Serum soluble CD23 in patients with hypogammaglobulinaemia

Abstract

SUMMARY: Serum levels of the soluble form of the low-affinity receptor for IgE (FcERII, CD23) (sCD23) are elevated in autoimmune conditions associated with hypergammaglobulinaemia and B cell hyperactivity. Very high levels of sCD23 are found in patients with B-chronic lymphatic leukaemia (B-CLL) who are, however, frequently hypogammaglobulinaemic. We therefore compared the serum levels of sCD23 in healthy controls (n= 33) with three conditions associated with hypogammaglobulinaemia (HGG) and varying B cell numbers: X-linked agammaglobulinaemia (XLA, n= 12), common variable immunodeficiency (CVI, n= 20) and B-chronic lymphatic leukaemia (n= 33). Serum levels of sCD23 showed a significant correlation with the CD19+ B cell count in both normals and patients with CVI (r= 0 65, P < 0·0001).

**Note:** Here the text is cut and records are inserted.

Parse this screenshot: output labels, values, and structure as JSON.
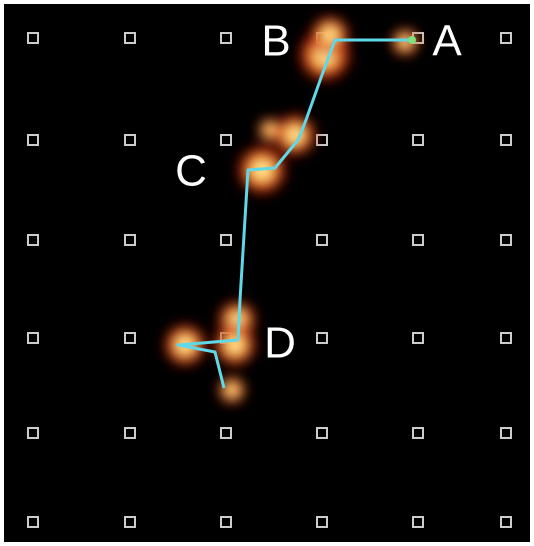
{
  "labels": [
    "A",
    "B",
    "C",
    "D"
  ]
}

Amongst the different clinical groups, serum levels of sCD23 were increased in the order XLA < CVI < normals < CLL (medians 2·5, 7·7, 11·1 and 540, respectively; P < 0·001 for all comparisons except CVI versus normals P < 0·03 in a one-tailed test). In the CVI group, serum sCD23 was lowest amongst four patients with low B cell numbers. There was no overlap in sCD23 between patients with XLA and this subgroup of CVI patients. Serum sCD23 is, therefore, derived predominantly from B cells, and is significantly related to the peripheral blood B cell count.